Aus einem großen Holzlager speist sich die Eigenproduktion der Emmerich-Hobel: "In der Hauptsache wird von uns gedämpfte Rotbuche und Weißbuche verarbeitet", erklärt Hans-Jörg Emmerich, Geschäftsführer und Urur-Enkel des Firmengründers. Dabei achten die Remscheider darauf, nur Hölzer aus Gebieten zu verwenden, in denen "festes" Holz wächst. Die Außenlagerung in Bohlen erfolgt – wie könnte es auch anders sein – im eigenen Betrieb. Das Holz wird dann zu handlichen Kanteln geschnitten. Bei Temperaturen bis zu 40 Grad wird es nachgetrocknet, bis das Holz eine Restfeuchtigkeit von sieben oder acht Prozent erreicht. Trotz hoher Kosten hat die Werkstoff-Qualität Vorrang: "Für diese Art des Trocknens braucht man große Holzvorräte", unterstreicht Emmerich. Die Kosten für die Lagerung relativieren sich, da nur so ein späteres Verziehen des fertigen Hobels verhindert wird. Dem Verschleiß der Hobelsohle kann zum Beispiel mit der Wahl eines sehr harten Pockholzes aus Süd- und Mittelamerika abgeholfen werden: nicht nur hart, sondern auch fetthaltig sei das Holz aus Übersee. Daher verfüge das Pockholz über beste Gleiteigenschaften, welche ja gerade von einem Hobel verlangt werden, wie Geschäftsführer Emmerich betont.


Bei der Fertigung nimmt der Remscheider Hobel-Hersteller alles selbst in die Hand. Sowohl der Hobelkörper als auch das Hobeleisen werden im eigenen Betrieb gefertigt.


Bei der Fertigung nimmt der Remscheider Hobel-Hersteller alles selbst in die Hand. Sowohl der Hobelkörper als auch das Hobeleisen werden im eigenen Betrieb gefertigt.

Volle Kontrolle im Hause Emmerich: Bei der Fertigung nehmen die Remscheider alles selbst in die Hand. Sowohl der Hobelkörper als auch das Hobeleisen werden im eigenen Betrieb gefertigt. "Die Hobeleisen stellen wir aus warmgewalzten, etwa drei Millimeter starken Platten her", erläutert Hans-Jörg Emmerich die Produktion. Das mit Chrom-Vanadium legierte Material zeichne sich durch eine hohe Walzhärte (25 bis 30 Rockwell-Härte) aus. "Auf Excenterpressen werden die Hobeleisen-Rohlinge geschnitten und gelocht, danach gerichtet, gehärtet und angelassen", wiederholt Emmerich das Herstellungsverfahren. Das Härten müsse sehr sorgsam geschehen, damit keine Rissbildungen auftreten. Bei der Produktion wird zunächst eine Anspringhärte von etwa 66 Härte nach Rockwell erreicht: "Aber das wäre für Hobeleisen viel zu hart", fügt Hobel-Kenner Emmerich hinzu.
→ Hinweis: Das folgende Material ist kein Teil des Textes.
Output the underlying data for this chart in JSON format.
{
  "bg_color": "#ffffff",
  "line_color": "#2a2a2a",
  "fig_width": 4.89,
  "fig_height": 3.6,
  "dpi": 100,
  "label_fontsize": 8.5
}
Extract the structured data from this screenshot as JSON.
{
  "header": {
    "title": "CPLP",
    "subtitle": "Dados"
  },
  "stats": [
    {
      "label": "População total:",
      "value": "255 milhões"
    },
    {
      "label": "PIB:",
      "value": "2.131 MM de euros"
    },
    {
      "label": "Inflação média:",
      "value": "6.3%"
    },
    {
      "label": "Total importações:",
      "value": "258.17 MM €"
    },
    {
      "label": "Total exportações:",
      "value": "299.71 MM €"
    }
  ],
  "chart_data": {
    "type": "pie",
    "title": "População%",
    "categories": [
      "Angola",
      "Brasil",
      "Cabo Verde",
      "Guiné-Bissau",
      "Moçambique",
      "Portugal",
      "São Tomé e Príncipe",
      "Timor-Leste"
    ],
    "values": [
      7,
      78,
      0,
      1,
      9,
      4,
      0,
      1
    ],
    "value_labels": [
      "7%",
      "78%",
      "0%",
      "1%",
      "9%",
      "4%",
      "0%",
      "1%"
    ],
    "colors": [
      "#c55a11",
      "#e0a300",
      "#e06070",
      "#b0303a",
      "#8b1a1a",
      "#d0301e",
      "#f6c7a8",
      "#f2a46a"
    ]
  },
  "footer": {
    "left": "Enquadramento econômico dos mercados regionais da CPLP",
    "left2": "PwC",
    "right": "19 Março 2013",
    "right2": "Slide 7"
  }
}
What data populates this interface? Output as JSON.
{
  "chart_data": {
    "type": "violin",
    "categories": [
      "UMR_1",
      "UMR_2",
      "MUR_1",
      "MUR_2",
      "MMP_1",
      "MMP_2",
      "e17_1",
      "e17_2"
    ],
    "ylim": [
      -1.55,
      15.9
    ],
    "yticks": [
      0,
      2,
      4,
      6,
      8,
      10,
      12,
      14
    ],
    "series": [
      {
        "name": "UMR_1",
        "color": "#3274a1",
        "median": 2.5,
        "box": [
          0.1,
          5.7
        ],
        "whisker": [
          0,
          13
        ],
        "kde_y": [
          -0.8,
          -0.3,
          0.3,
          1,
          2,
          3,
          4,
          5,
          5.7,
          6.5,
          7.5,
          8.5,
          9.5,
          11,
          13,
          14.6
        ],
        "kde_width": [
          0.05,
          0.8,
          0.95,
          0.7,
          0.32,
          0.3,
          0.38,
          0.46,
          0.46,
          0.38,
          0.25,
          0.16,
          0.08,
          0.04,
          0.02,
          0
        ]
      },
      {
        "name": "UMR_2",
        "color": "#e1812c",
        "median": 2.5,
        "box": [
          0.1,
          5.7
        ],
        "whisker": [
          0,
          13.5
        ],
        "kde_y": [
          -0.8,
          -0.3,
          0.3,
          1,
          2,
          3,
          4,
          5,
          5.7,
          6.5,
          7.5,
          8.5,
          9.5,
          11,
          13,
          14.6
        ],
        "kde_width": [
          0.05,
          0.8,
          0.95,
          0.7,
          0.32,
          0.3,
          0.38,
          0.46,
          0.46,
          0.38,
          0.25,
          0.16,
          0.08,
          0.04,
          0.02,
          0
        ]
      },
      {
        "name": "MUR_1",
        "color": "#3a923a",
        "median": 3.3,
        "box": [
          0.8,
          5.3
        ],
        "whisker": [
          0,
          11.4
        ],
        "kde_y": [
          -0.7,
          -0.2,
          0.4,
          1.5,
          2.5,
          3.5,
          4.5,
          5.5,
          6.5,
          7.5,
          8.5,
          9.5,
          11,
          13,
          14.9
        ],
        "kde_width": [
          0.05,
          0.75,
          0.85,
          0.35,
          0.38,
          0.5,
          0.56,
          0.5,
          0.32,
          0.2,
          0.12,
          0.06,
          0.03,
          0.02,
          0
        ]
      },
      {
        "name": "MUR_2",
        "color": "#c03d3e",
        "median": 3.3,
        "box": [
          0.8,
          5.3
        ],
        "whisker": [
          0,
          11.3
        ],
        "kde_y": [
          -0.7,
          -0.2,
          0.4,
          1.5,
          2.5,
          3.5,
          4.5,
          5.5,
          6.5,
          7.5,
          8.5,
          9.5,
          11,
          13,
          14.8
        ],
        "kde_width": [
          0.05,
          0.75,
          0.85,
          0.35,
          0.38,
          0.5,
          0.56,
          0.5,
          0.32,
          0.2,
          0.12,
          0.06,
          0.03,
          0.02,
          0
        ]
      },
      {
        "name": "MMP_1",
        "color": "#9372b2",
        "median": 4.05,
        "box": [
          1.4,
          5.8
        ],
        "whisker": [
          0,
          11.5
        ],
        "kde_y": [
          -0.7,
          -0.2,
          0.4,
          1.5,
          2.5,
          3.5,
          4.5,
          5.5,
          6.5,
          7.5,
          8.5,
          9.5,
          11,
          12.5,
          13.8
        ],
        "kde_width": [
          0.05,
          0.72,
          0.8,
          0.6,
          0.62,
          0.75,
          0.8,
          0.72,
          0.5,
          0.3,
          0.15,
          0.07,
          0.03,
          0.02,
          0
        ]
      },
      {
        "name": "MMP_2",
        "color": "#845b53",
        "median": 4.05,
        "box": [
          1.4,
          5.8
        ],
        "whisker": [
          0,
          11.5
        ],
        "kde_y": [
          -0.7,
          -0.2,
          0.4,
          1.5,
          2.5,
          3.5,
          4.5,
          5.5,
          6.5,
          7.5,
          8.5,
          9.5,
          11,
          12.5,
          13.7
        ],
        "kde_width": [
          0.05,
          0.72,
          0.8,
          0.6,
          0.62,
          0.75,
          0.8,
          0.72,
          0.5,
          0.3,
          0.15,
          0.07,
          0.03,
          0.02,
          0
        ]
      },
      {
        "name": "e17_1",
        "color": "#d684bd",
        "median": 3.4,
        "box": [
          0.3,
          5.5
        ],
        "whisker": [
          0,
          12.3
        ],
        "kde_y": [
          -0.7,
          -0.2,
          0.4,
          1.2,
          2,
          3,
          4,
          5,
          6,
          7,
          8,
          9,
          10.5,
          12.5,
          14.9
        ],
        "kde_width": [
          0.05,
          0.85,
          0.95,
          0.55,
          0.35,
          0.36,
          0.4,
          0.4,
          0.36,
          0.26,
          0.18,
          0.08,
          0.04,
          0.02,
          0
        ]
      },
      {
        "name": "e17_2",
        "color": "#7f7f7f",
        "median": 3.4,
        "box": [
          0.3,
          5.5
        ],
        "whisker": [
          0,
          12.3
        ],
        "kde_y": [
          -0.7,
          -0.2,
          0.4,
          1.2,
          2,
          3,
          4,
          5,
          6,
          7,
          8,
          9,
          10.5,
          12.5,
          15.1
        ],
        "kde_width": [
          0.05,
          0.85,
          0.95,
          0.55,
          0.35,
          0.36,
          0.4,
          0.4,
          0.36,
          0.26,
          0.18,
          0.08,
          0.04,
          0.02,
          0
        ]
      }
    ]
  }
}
Bei etwa 200 Grad müssen die Rohlinge daher in einem Anlassoffen schwitzen. So verliert das Material noch mal vier Zähler auf der Rockwell-Skala. Die Endhärte von 62 HRc sei ideal für gute Hobeleisen, weiß E.C. Emmerich. Und da sprechen über 150 Jahre Erfahrung.

Bei E.C.E.-Hobeln gilt abschließend: Auspacken und gleich loslegen. Die Hobeleisen sind abge­zogen und einsatzbereit. Und die Endkontrolle bei E.C.E. würde sogar feststellen wenn sich Späne verklemmen. Denn: "Das Vergnügen an gutem Werkzeug" will Emmerich seinen Kunden bescheren.